Frequently Asked Questions

Everything you need to know about Git Insight.

Is Git Insight free?

Git Insight offers a free trial via JetBrains Marketplace. After the trial, an individual license costs €10/year (€1/month) and an organization license costs €20/year (€2/month). For team leads, the plugin typically pays for itself after a single use — it saves 2+ hours per quarterly performance review, and your time costs far more than €20/year.

Does Git Insight send my code anywhere?

No. Git Insight makes zero network requests. All analysis happens 100% locally on your machine. No data is collected, no external services are contacted, no telemetry is sent. Your code and git history never leave your machine. This makes it easy to get approval from security teams — there are no data risks to evaluate.

Which JetBrains IDEs does it support?

Git Insight works with all JetBrains IDEs that have Git support: IntelliJ IDEA, PyCharm, WebStorm, PhpStorm, GoLand, Rider, CLion, RubyMine, DataGrip, Android Studio, RustRover, and Aqua. It requires IDE version 2025.2 or later.

How is Git Insight different from GitHub Insights?

Git Insight works with any git repository — GitHub, GitLab, Bitbucket, or self-hosted. It runs entirely locally (GitHub Insights requires cloud access). It provides developer-level analytics with code navigation: you can click any stat to see the actual code changes. And it offers features that GitHub doesn't: developer merging, suspicious commit detection, token counting, and flexible code exclusions.

Can I use Git Insight for performance reviews?

Yes — this is one of the primary use cases. Open Developer Statistics, set the date range for the review period, then use the Changes tab to see which parts of the codebase each developer worked on. The Facts tab shows velocity metrics. Use Suspicious Commits to filter out formatting commits that would skew the data. We recommend analyzing periods of 6+ months for fair comparisons.

My developer has multiple Git accounts. Can Git Insight handle that?

Yes. The Merge Developers feature lets you combine multiple git identities (name + email pairs) into a single developer profile. This is common when developers commit from different machines (work laptop vs. personal) or change their email. Quick merge: select multiple developers in the table, right-click, and choose "Merge to [Developer]". Settings are saved in the project and can be shared with your team.

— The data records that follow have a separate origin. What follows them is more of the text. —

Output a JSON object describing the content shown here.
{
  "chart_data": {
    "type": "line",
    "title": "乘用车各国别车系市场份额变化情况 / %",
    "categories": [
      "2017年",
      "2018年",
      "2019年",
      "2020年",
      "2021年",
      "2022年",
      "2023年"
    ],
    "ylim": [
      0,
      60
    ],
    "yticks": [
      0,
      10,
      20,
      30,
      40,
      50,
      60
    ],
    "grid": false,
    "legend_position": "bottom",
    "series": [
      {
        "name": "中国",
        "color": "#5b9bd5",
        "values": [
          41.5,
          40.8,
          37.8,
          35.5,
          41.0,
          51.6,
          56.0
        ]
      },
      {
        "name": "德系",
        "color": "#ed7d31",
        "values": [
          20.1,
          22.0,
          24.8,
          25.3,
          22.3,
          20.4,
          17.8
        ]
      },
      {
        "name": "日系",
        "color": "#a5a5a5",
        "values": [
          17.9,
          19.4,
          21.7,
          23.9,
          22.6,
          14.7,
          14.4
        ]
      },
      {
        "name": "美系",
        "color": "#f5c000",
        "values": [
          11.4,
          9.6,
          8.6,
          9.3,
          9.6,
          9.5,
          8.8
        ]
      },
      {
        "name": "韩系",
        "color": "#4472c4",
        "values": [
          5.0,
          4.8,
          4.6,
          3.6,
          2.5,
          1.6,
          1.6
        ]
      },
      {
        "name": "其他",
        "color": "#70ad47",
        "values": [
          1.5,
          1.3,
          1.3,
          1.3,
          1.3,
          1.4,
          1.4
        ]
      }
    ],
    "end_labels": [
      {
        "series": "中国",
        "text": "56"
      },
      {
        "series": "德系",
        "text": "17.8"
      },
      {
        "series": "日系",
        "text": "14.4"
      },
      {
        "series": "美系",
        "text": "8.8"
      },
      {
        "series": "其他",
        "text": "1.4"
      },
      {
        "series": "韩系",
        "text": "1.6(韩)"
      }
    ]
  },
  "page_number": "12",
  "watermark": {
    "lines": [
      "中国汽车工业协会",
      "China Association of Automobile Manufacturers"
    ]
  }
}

Will Git Insight slow down my IDE?

Git Insight is designed for minimal impact. It only analyzes when you click Refresh — there's no background scanning. Git log parsing is streamed (not loaded into memory all at once). Changing filters (dates, exclusions, categories) recalculates from cache without re-reading git history. Files larger than 10 MB are automatically skipped.

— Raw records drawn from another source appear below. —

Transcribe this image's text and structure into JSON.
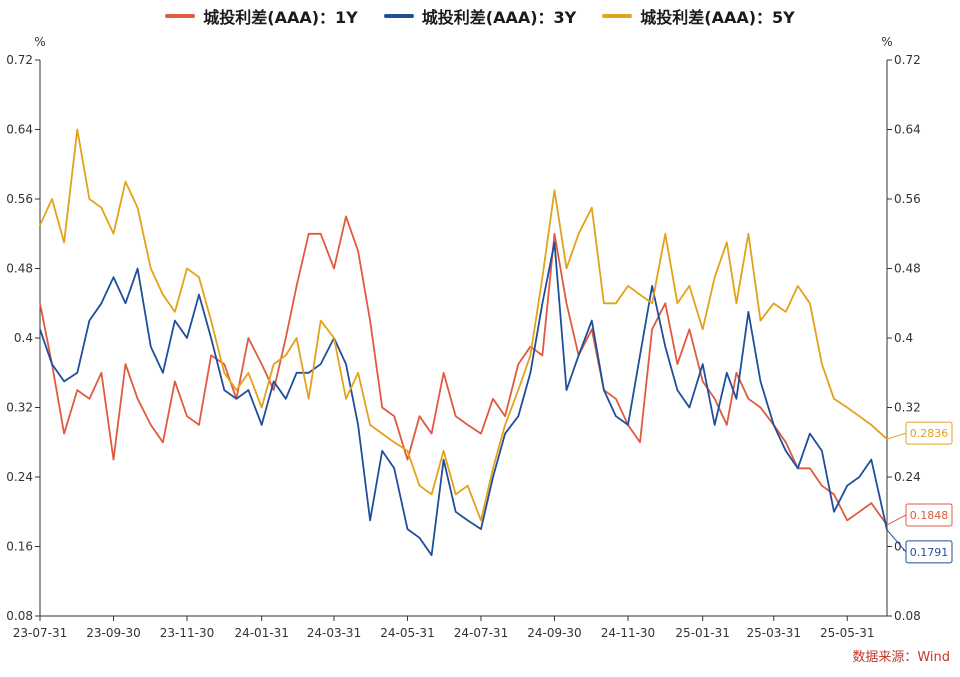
{
  "chart_data": {
    "type": "line",
    "title": "",
    "xlabel": "",
    "ylabel": "%",
    "ylabel_right": "%",
    "ylim": [
      0.08,
      0.72
    ],
    "yticks": [
      "0.08",
      "0.16",
      "0.24",
      "0.32",
      "0.4",
      "0.48",
      "0.56",
      "0.64",
      "0.72"
    ],
    "xlim": [
      "2023-07-31",
      "2025-07-03"
    ],
    "xticks": [
      {
        "date": "2023-07-31",
        "label": "23-07-31"
      },
      {
        "date": "2023-09-30",
        "label": "23-09-30"
      },
      {
        "date": "2023-11-30",
        "label": "23-11-30"
      },
      {
        "date": "2024-01-31",
        "label": "24-01-31"
      },
      {
        "date": "2024-03-31",
        "label": "24-03-31"
      },
      {
        "date": "2024-05-31",
        "label": "24-05-31"
      },
      {
        "date": "2024-07-31",
        "label": "24-07-31"
      },
      {
        "date": "2024-09-30",
        "label": "24-09-30"
      },
      {
        "date": "2024-11-30",
        "label": "24-11-30"
      },
      {
        "date": "2025-01-31",
        "label": "25-01-31"
      },
      {
        "date": "2025-03-31",
        "label": "25-03-31"
      },
      {
        "date": "2025-05-31",
        "label": "25-05-31"
      }
    ],
    "legend_position": "top-center",
    "grid": false,
    "series": [
      {
        "name": "城投利差(AAA)：1Y",
        "color": "#e05a3f",
        "last_label": "0.1848",
        "x": [
          "2023-07-31",
          "2023-08-10",
          "2023-08-20",
          "2023-08-31",
          "2023-09-10",
          "2023-09-20",
          "2023-09-30",
          "2023-10-10",
          "2023-10-20",
          "2023-10-31",
          "2023-11-10",
          "2023-11-20",
          "2023-11-30",
          "2023-12-10",
          "2023-12-20",
          "2023-12-31",
          "2024-01-10",
          "2024-01-20",
          "2024-01-31",
          "2024-02-10",
          "2024-02-20",
          "2024-02-29",
          "2024-03-10",
          "2024-03-20",
          "2024-03-31",
          "2024-04-10",
          "2024-04-20",
          "2024-04-30",
          "2024-05-10",
          "2024-05-20",
          "2024-05-31",
          "2024-06-10",
          "2024-06-20",
          "2024-06-30",
          "2024-07-10",
          "2024-07-20",
          "2024-07-31",
          "2024-08-10",
          "2024-08-20",
          "2024-08-31",
          "2024-09-10",
          "2024-09-20",
          "2024-09-30",
          "2024-10-10",
          "2024-10-20",
          "2024-10-31",
          "2024-11-10",
          "2024-11-20",
          "2024-11-30",
          "2024-12-10",
          "2024-12-20",
          "2024-12-31",
          "2025-01-10",
          "2025-01-20",
          "2025-01-31",
          "2025-02-10",
          "2025-02-20",
          "2025-02-28",
          "2025-03-10",
          "2025-03-20",
          "2025-03-31",
          "2025-04-10",
          "2025-04-20",
          "2025-04-30",
          "2025-05-10",
          "2025-05-20",
          "2025-05-31",
          "2025-06-10",
          "2025-06-20",
          "2025-07-03"
        ],
        "values": [
          0.44,
          0.37,
          0.29,
          0.34,
          0.33,
          0.36,
          0.26,
          0.37,
          0.33,
          0.3,
          0.28,
          0.35,
          0.31,
          0.3,
          0.38,
          0.37,
          0.33,
          0.4,
          0.37,
          0.34,
          0.4,
          0.46,
          0.52,
          0.52,
          0.48,
          0.54,
          0.5,
          0.42,
          0.32,
          0.31,
          0.26,
          0.31,
          0.29,
          0.36,
          0.31,
          0.3,
          0.29,
          0.33,
          0.31,
          0.37,
          0.39,
          0.38,
          0.52,
          0.44,
          0.38,
          0.41,
          0.34,
          0.33,
          0.3,
          0.28,
          0.41,
          0.44,
          0.37,
          0.41,
          0.35,
          0.33,
          0.3,
          0.36,
          0.33,
          0.32,
          0.3,
          0.28,
          0.25,
          0.25,
          0.23,
          0.22,
          0.19,
          0.2,
          0.21,
          0.1848
        ]
      },
      {
        "name": "城投利差(AAA)：3Y",
        "color": "#1f4e9c",
        "last_label": "0.1791",
        "x": [
          "2023-07-31",
          "2023-08-10",
          "2023-08-20",
          "2023-08-31",
          "2023-09-10",
          "2023-09-20",
          "2023-09-30",
          "2023-10-10",
          "2023-10-20",
          "2023-10-31",
          "2023-11-10",
          "2023-11-20",
          "2023-11-30",
          "2023-12-10",
          "2023-12-20",
          "2023-12-31",
          "2024-01-10",
          "2024-01-20",
          "2024-01-31",
          "2024-02-10",
          "2024-02-20",
          "2024-02-29",
          "2024-03-10",
          "2024-03-20",
          "2024-03-31",
          "2024-04-10",
          "2024-04-20",
          "2024-04-30",
          "2024-05-10",
          "2024-05-20",
          "2024-05-31",
          "2024-06-10",
          "2024-06-20",
          "2024-06-30",
          "2024-07-10",
          "2024-07-20",
          "2024-07-31",
          "2024-08-10",
          "2024-08-20",
          "2024-08-31",
          "2024-09-10",
          "2024-09-20",
          "2024-09-30",
          "2024-10-10",
          "2024-10-20",
          "2024-10-31",
          "2024-11-10",
          "2024-11-20",
          "2024-11-30",
          "2024-12-10",
          "2024-12-20",
          "2024-12-31",
          "2025-01-10",
          "2025-01-20",
          "2025-01-31",
          "2025-02-10",
          "2025-02-20",
          "2025-02-28",
          "2025-03-10",
          "2025-03-20",
          "2025-03-31",
          "2025-04-10",
          "2025-04-20",
          "2025-04-30",
          "2025-05-10",
          "2025-05-20",
          "2025-05-31",
          "2025-06-10",
          "2025-06-20",
          "2025-07-03"
        ],
        "values": [
          0.41,
          0.37,
          0.35,
          0.36,
          0.42,
          0.44,
          0.47,
          0.44,
          0.48,
          0.39,
          0.36,
          0.42,
          0.4,
          0.45,
          0.4,
          0.34,
          0.33,
          0.34,
          0.3,
          0.35,
          0.33,
          0.36,
          0.36,
          0.37,
          0.4,
          0.37,
          0.3,
          0.19,
          0.27,
          0.25,
          0.18,
          0.17,
          0.15,
          0.26,
          0.2,
          0.19,
          0.18,
          0.24,
          0.29,
          0.31,
          0.36,
          0.44,
          0.51,
          0.34,
          0.38,
          0.42,
          0.34,
          0.31,
          0.3,
          0.38,
          0.46,
          0.39,
          0.34,
          0.32,
          0.37,
          0.3,
          0.36,
          0.33,
          0.43,
          0.35,
          0.3,
          0.27,
          0.25,
          0.29,
          0.27,
          0.2,
          0.23,
          0.24,
          0.26,
          0.1791
        ]
      },
      {
        "name": "城投利差(AAA)：5Y",
        "color": "#e3a21a",
        "last_label": "0.2836",
        "x": [
          "2023-07-31",
          "2023-08-10",
          "2023-08-20",
          "2023-08-31",
          "2023-09-10",
          "2023-09-20",
          "2023-09-30",
          "2023-10-10",
          "2023-10-20",
          "2023-10-31",
          "2023-11-10",
          "2023-11-20",
          "2023-11-30",
          "2023-12-10",
          "2023-12-20",
          "2023-12-31",
          "2024-01-10",
          "2024-01-20",
          "2024-01-31",
          "2024-02-10",
          "2024-02-20",
          "2024-02-29",
          "2024-03-10",
          "2024-03-20",
          "2024-03-31",
          "2024-04-10",
          "2024-04-20",
          "2024-04-30",
          "2024-05-10",
          "2024-05-20",
          "2024-05-31",
          "2024-06-10",
          "2024-06-20",
          "2024-06-30",
          "2024-07-10",
          "2024-07-20",
          "2024-07-31",
          "2024-08-10",
          "2024-08-20",
          "2024-08-31",
          "2024-09-10",
          "2024-09-20",
          "2024-09-30",
          "2024-10-10",
          "2024-10-20",
          "2024-10-31",
          "2024-11-10",
          "2024-11-20",
          "2024-11-30",
          "2024-12-10",
          "2024-12-20",
          "2024-12-31",
          "2025-01-10",
          "2025-01-20",
          "2025-01-31",
          "2025-02-10",
          "2025-02-20",
          "2025-02-28",
          "2025-03-10",
          "2025-03-20",
          "2025-03-31",
          "2025-04-10",
          "2025-04-20",
          "2025-04-30",
          "2025-05-10",
          "2025-05-20",
          "2025-05-31",
          "2025-06-10",
          "2025-06-20",
          "2025-07-03"
        ],
        "values": [
          0.53,
          0.56,
          0.51,
          0.64,
          0.56,
          0.55,
          0.52,
          0.58,
          0.55,
          0.48,
          0.45,
          0.43,
          0.48,
          0.47,
          0.42,
          0.36,
          0.34,
          0.36,
          0.32,
          0.37,
          0.38,
          0.4,
          0.33,
          0.42,
          0.4,
          0.33,
          0.36,
          0.3,
          0.29,
          0.28,
          0.27,
          0.23,
          0.22,
          0.27,
          0.22,
          0.23,
          0.19,
          0.25,
          0.3,
          0.34,
          0.38,
          0.47,
          0.57,
          0.48,
          0.52,
          0.55,
          0.44,
          0.44,
          0.46,
          0.45,
          0.44,
          0.52,
          0.44,
          0.46,
          0.41,
          0.47,
          0.51,
          0.44,
          0.52,
          0.42,
          0.44,
          0.43,
          0.46,
          0.44,
          0.37,
          0.33,
          0.32,
          0.31,
          0.3,
          0.2836
        ]
      }
    ]
  },
  "source": "数据来源：Wind"
}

Can my team share Git Insight settings?

Yes. All settings (exclusion patterns, file categories, developer merge configurations, excluded commits) are stored in .idea/gitInsight.xml in your project directory. You can commit this file to version control so everyone on the team uses the same configuration — same exclusion patterns, same developer merges, same categories.

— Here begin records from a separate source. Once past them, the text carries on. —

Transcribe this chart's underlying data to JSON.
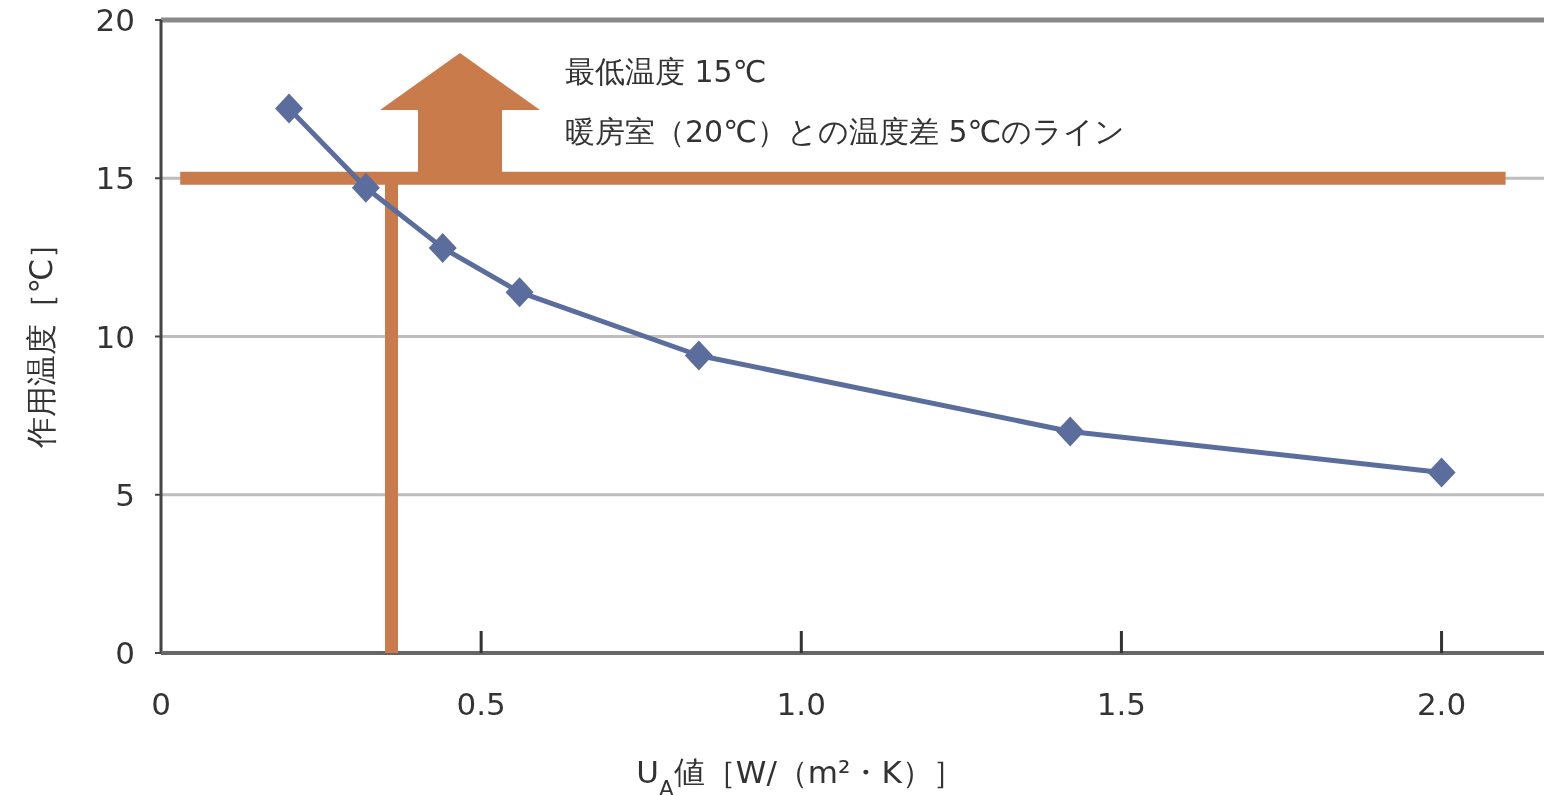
{
  "chart_data": {
    "type": "line",
    "xlabel": "U$_{A}$値［W/（m²・K）］",
    "ylabel": "作用温度［℃］",
    "annotations": [
      "最低温度 15℃",
      "暖房室（20℃）との温度差 5℃のライン"
    ],
    "series": [
      {
        "color": "#5b6d9d",
        "x": [
          0.2,
          0.32,
          0.44,
          0.56,
          0.84,
          1.42,
          2.0
        ],
        "values": [
          17.2,
          14.7,
          12.8,
          11.4,
          9.4,
          7.0,
          5.7
        ]
      }
    ],
    "xlim": [
      0,
      2.16
    ],
    "ylim": [
      0,
      20
    ],
    "xticks": [
      0,
      {
        "value": 0.5,
        "label": "0.5"
      },
      {
        "value": 1,
        "label": "1.0"
      },
      {
        "value": 1.5,
        "label": "1.5"
      },
      {
        "value": 2,
        "label": "2.0"
      }
    ],
    "yticks": [
      0,
      5,
      10,
      15,
      20
    ],
    "grid": "y",
    "marker": "diamond",
    "line_style": "solid",
    "ref_lines": [
      {
        "axis": "y",
        "value": 15,
        "color": "#c97b4b"
      },
      {
        "axis": "x",
        "value": 0.36,
        "color": "#c97b4b"
      }
    ]
  }
}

Does Git Insight work with monorepos or multiple git repositories?

Yes. Open Settings → Additional Repositories and add any related repositories by absolute or project-relative path. Git Insight treats them as one analysis target — Developer Statistics aggregates contributors across all repos, and a repository selector in the toolbar lets you toggle between "All", "Only current", or any specific repo. Scanning runs in parallel and results are cached per-repo, so switching views is instant. This works for monorepos with submodules, microservices, and any team that ships across several related repositories.

Can I group developers into teams?

Yes. Open Settings → Teams and create a team for each group you want to track (frontend, backend, DevOps, platform). Add developers to a team by selecting their git identity (name + email pairs from your git history). A team filter button then appears in the Developer Statistics toolbar — selecting a team filters every sub-tab (Developers, Commits, Changes, Facts, Suspicious). A developer can belong to multiple teams at once. Important: team membership is matched by raw git identity, not the merged display identity — if you've merged multiple accounts for one developer, add every raw identity to the team for complete filtering.

How do multi-repo and team settings get shared across the team?

All Git Insight configuration — additional repositories, team definitions, per-repo exclusion patterns, developer merges, category definitions — is stored in .idea/gitInsight.xml. Commit this file to your main repository so everyone on the team automatically gets the same setup when they clone. For multi-repo workflows, settings also synchronize bidirectionally between IDE projects that include the same repository, so you don't have to reconfigure merges or exclusions in every project that touches a shared repo.